Wisconsin's Tomorrow River State Trail runs for nearly 30 miles, from Plover to Manawa, passing through Amherst Junction, Ogdensburg, and Scandanavia. The trail is crushed limestone and was in such good condition that road bikes could use it. A sign warned that the trail was closed when aerial spraying of crops was occurring, and the trail does pass many fields.
The first couple miles has a railroad spur alongside the trail which serves industrial concerns such as R. R. Donnelley and Del Monte factories. The spur track ends and you find yourself biking through rolling Wisconsin hillsides with meadows and crops on either side. As with most rail-trails, many mature trees edge the trail, often obscuring views of the fields. A lot of irrigating was occurring as I biked, as seen off to the right in this photo.
Horses are allowed east from Twin Towers Road, but they are not allowed on the limestone trail. They have their own mown path alongside the trail.
Much of the trail is very scenic as seen below, and the opportunities to see the neighboring fields and crops and farm structures adds more interest to the ride.
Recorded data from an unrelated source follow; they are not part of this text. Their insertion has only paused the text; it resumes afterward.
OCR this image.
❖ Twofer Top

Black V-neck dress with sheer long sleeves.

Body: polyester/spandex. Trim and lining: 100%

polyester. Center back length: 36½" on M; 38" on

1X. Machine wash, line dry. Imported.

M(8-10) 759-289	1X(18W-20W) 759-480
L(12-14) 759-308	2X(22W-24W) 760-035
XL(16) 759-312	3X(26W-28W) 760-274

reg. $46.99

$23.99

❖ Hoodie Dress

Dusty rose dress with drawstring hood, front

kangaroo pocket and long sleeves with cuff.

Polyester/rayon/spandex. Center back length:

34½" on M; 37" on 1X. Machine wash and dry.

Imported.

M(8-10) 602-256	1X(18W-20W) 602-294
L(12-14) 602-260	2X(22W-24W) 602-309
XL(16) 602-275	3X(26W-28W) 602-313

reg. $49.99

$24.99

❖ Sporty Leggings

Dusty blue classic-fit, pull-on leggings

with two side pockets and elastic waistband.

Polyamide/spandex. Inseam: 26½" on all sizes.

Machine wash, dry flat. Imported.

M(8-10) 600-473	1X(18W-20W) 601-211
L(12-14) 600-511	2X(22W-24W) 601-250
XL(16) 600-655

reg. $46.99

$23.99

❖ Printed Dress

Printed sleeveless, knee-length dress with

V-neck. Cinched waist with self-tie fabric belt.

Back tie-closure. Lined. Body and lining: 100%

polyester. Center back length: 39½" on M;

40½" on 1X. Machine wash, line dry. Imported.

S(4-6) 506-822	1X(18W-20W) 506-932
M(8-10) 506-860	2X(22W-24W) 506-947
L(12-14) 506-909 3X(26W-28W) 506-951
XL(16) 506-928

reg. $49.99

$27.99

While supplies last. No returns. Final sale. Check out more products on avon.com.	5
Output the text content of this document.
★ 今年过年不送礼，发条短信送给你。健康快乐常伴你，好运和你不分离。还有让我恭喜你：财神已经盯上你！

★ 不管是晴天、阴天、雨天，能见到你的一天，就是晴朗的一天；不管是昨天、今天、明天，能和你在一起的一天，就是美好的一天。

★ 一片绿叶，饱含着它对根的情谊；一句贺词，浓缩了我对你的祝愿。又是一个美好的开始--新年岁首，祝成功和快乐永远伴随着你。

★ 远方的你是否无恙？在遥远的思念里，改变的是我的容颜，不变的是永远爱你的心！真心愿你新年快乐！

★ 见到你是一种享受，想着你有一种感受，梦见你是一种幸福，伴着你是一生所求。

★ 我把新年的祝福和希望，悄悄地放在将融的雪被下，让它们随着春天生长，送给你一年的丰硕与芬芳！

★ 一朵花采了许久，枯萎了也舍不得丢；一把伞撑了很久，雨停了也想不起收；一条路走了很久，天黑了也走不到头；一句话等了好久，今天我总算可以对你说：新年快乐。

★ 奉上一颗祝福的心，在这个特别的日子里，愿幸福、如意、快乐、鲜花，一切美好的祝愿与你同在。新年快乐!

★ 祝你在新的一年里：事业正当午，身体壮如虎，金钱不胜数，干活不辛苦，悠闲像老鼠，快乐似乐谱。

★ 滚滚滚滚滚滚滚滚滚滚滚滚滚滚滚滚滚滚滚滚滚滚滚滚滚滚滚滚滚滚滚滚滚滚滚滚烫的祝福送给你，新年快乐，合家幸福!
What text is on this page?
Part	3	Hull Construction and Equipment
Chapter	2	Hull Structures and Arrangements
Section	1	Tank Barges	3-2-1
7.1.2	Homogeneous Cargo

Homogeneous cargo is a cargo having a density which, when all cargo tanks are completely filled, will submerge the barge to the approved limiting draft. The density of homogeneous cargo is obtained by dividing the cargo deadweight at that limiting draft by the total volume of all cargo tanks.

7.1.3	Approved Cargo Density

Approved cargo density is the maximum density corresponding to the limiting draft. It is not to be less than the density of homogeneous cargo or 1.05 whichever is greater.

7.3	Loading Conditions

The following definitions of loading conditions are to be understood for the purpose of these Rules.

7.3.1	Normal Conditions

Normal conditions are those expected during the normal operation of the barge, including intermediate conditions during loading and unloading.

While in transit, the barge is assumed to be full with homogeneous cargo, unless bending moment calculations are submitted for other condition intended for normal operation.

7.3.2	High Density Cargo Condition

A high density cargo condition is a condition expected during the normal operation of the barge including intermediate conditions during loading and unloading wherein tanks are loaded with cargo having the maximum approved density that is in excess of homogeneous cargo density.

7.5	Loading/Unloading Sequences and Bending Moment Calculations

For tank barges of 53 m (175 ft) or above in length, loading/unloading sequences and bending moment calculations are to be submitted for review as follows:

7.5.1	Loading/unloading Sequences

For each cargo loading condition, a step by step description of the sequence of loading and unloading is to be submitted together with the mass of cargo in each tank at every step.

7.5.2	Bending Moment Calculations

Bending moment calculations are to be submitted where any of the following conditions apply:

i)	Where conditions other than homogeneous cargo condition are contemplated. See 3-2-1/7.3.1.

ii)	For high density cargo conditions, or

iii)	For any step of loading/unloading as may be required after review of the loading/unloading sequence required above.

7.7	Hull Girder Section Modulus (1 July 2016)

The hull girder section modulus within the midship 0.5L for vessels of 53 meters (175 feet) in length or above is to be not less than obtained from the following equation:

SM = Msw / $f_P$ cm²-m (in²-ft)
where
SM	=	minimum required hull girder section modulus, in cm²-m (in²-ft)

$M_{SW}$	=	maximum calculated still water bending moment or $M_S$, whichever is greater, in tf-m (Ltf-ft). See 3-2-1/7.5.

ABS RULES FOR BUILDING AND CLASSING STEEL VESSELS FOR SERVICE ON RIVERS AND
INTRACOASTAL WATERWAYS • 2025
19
I biked east the 11 miles to Amherst Junction where the trail is missing a segment for 1 mile, after which it continues to Manawa. Then I continued biking the detour around the missing section: at Highway Q in Amherst Junction, turn left, at the next road turn right onto Highway KK, bike under the underpass, at the next road turn left onto School Road, take it to Alm Road and turn left, and the trail is soon on your right. But the route is well marked with large brown signs pointing the way to “Tomorrow River Trail” so navigating the detour is not a problem.
After reaching the eastern segment of the trail, I biked until I reached the river. I’d hoped that the trail would parallel the Tomorrow River, but instead it simply crosses the river on that eastern segment near Amherst Junction. One of the two railroads that ran through town was named the Tomorrow River Railroad, and its roadbed is the one the trail runs on, and hence the name. But here’s the namesake river the trail crosses over...
You regularly see speed limit signs of 55 mph, which seem out of place until you remember that snowmobiles use the trail in the winter.